Mereka kembali saling tatap, "terus minumnya mana? Jangan bilang kalau kalian gak dapet apa-apa" kata Dheya dengan nada sedikit tinggi. Zahra dan Windy tersenyum bersalah. "Yaudah lah, yang penting mereka selamat dan udah nyelamatin kita" Dewi menyindir Dheya. Dengan tatapan sinis, Dheya menjauh dari teman-temannya dan mengalihkan padangannya.

"Terus kok kalian bisa bikin mereka pingsan?" tanya Sabrina penasaran. Windy mengerutkan alisnya dan bersiap untuk melanjutkan ceritanya. "Nah itu, pas kalian di seret, gua sama Zahra sebenernya ngikutin kalian tapi masih jaga jarak. Kebetulan pas lewat ada pohon yang tumbang, dan gua sama Zahra ngambil beberapa bagian pohon itu buat mukul pemberontak itu. Gua juga gak tau, gua mukul mereka di punggung tapi mereka pingsan" Windy mengulang kejadian yang dialaminya tadi dalam otaknya.
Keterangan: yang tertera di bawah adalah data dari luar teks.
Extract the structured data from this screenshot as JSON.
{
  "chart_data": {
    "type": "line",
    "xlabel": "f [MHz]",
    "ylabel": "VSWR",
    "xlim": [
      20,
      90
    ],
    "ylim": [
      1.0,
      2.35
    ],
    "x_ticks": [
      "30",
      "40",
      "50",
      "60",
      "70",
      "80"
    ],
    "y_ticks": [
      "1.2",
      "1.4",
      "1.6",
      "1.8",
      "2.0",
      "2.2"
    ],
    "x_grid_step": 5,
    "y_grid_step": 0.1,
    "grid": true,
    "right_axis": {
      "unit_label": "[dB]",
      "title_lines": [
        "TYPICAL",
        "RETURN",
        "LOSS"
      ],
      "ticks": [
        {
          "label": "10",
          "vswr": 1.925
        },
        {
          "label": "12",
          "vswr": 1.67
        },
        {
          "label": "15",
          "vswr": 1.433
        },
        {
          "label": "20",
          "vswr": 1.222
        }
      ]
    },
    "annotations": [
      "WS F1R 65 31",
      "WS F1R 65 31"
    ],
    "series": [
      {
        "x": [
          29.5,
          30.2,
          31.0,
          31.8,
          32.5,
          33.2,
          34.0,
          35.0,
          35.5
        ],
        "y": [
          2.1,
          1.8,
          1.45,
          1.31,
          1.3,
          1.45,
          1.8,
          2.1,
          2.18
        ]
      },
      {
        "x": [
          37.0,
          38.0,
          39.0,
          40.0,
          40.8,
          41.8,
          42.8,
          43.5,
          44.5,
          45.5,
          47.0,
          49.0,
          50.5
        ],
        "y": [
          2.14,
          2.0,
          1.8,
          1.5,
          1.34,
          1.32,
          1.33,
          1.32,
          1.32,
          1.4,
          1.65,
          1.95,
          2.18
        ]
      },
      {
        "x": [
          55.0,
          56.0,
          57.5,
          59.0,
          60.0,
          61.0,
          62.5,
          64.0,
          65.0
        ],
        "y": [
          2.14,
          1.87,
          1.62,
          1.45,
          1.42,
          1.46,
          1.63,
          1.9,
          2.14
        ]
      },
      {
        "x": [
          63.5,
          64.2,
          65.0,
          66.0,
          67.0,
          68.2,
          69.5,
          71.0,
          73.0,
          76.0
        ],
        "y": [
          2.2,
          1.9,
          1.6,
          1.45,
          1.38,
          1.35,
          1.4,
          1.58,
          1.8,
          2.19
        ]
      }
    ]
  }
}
"Loh bukannya lu punya pisau ya Win? Zahra juga, bukannya lu punya kayu? Kenapa kalian ambil senjata dari pohon tumbang? Kemana emangnya senjata kalian?" Lusi angkat bicara, menambah sesi wawancara. "Pas kita mah cari air, kita gak bawa senjata. Senjata kita ditinggal di tempat deket kalian tidur! Tapi jangan khawatir, gua sama Zahra nemuin sesuatu yang lebih dari senjata yang kita tinggal di tempat tadi.." Zahra menatap Windy dan mengangkat sebelah alisnya, begitupun Windy. Mereka tampak kompak saat menutupi sesuatu hal, yang mungkin hal besar.

Saling tatap dengan tatapan heran, mereka memutuskan untuk bungkam. Tak ada satupun dari mereka yang terlihat ingin berucap. Dewi menghela nafasnya sebal dengan kelakuan teman-temannya yang tak mau bicara sepatah katapun. "Jadi, kalian nemuin tempat apa? Kayaknya dari cerita kalian, tempat itu keliatan spesial banget" Dewi kembali mengangkat sebelah alisnya.

Zahra dan Windy tersenyum puas karena akhirnya ia mendapat pertanyaan yang ditunggu-tunggu. "Susah jelasinnya, mending kalian ketempatnya langsung. Kalian pasti kaget dan senang tentunya, yakan" Windy menatap kearah Zahra sambil tersenyum belagu. Zahra membalas senyuman Windy dengan senyuman yang sama.

"Hmm, jadi, kapan kita pergi ketempat yang Windy dan Zahra bilang?" tanya Sabrina menatap satu persatu temannya. "Kalau memang tempat itu emang sangat menguntungkan buat kita, kalau bisa secepatnya kita kesana!" Dewi memutuskan sabil berdiri dan jalan kearah tempat Dheya pergi.

"Oke, jadi siapin diri dan barang kita. Kita akan pergi kalau Dewi dan Dheya udah kembali!"